What is a Blood Blister

by Stuart

Blood blisters are small fluid-filled sores, which usually appear on or around the lips. They usually appear shortly after colds and other illnesses. They are caused by the herpes simplex virus. They are often called cold sores, and affect 60-80% of Americans. They are also the most common manifestation of the herpes virus.

The first outbreak of blood blister is almost always more painful than recurrent outbreaks. The first time you get cold sores, they will usually be inside your mouth – usually on the gums, tongue or throat. Usually the outbreak is accompanied by fever (hence the name), swollen lymph nodes, and difficulty swallowing. Usually these outbreaks resolve themselves within a week, but treatment is recommended if it lasts longer than that.
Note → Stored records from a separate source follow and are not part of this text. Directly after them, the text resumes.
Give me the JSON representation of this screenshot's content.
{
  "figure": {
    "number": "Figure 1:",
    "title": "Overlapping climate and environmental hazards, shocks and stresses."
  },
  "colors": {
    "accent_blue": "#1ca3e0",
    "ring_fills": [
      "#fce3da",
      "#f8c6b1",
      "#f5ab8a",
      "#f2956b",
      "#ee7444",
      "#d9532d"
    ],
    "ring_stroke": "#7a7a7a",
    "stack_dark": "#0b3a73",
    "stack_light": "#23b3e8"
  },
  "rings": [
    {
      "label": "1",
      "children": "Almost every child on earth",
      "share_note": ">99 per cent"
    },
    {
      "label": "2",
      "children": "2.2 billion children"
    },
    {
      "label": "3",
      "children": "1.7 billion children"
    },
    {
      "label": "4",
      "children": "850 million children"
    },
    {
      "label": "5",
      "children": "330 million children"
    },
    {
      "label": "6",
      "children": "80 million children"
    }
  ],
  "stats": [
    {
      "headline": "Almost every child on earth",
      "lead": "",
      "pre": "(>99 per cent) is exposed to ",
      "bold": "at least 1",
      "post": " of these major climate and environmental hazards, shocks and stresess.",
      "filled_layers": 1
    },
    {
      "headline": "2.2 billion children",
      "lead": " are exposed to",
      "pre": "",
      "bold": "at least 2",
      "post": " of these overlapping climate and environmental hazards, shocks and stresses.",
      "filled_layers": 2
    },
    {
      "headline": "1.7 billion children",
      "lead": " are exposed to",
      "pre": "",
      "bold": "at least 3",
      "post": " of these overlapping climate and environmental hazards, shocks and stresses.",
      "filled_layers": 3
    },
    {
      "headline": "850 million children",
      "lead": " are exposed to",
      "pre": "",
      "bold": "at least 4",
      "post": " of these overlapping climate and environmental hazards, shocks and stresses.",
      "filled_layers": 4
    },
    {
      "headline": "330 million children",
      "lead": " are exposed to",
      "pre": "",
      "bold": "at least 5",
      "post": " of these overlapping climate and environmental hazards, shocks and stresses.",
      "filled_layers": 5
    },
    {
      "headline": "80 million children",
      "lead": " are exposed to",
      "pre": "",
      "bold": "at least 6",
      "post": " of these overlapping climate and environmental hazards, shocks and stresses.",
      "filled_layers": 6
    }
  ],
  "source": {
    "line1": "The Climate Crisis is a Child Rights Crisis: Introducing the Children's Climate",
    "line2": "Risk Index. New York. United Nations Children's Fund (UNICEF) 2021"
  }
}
Once a person has already been exposed to the herpes simplex virus, the virus lives in specific cells of the body. The virus can reactivate at any time, but usually a trigger is required. Skin trauma, stress, menstruation, sun exposure and fever are all common triggers. When the virus is reactivated, small sores will appear on and around the lips. At first, the blood blister will appear only as small red or white dots, and will slowly develop over the next 3-5 days. They will become filled with fluid, and eventually crust over. Outbreaks are not extremely common, but most people report having about 2 outbreaks per year.

Before blisters actually form, you can usually feel them coming. This is because prodromes, or symptoms before the main outbreak, are common with herpes. Usually people will feel tingling, burning or general pain in the area around the mouth. These prodomes can last anywhere from 2 hours to 2 days. Ideally, treatment should be started as soon as symptoms start to worsen.

If you are not sure if you have blisters or not, you can usually make sure by observing them over 8-12 days. It usually takes about that long for a cold sore to run its course. It will start as a prodome, which is identified by tingling sensations. Next, it will blister and fill with fluid. Blisters usually form small clusters, and are very small in size. After that, blisters will usually rupture 1-3 days after they form. This results in a shallow red ulceration which eventually turns gray. This is usually the most painful stage, and also the stage when the sores are most contagious. After they rupture, the cold sores will usually crust over. Sores will usually be itchy and irritable in this stage, and if the skin gets too dry the scabs can crack, causing bleeding. If this happens, try to keep your skin as moist as possible by using Vaseline or another moisturizer. Usually cold sores take a while to heal, and often 2-4 scabs will develop and peel off one by one before a sore is fully healed. This can be a tedious process, but it’s best to let your sores heal on their own, and not bother them.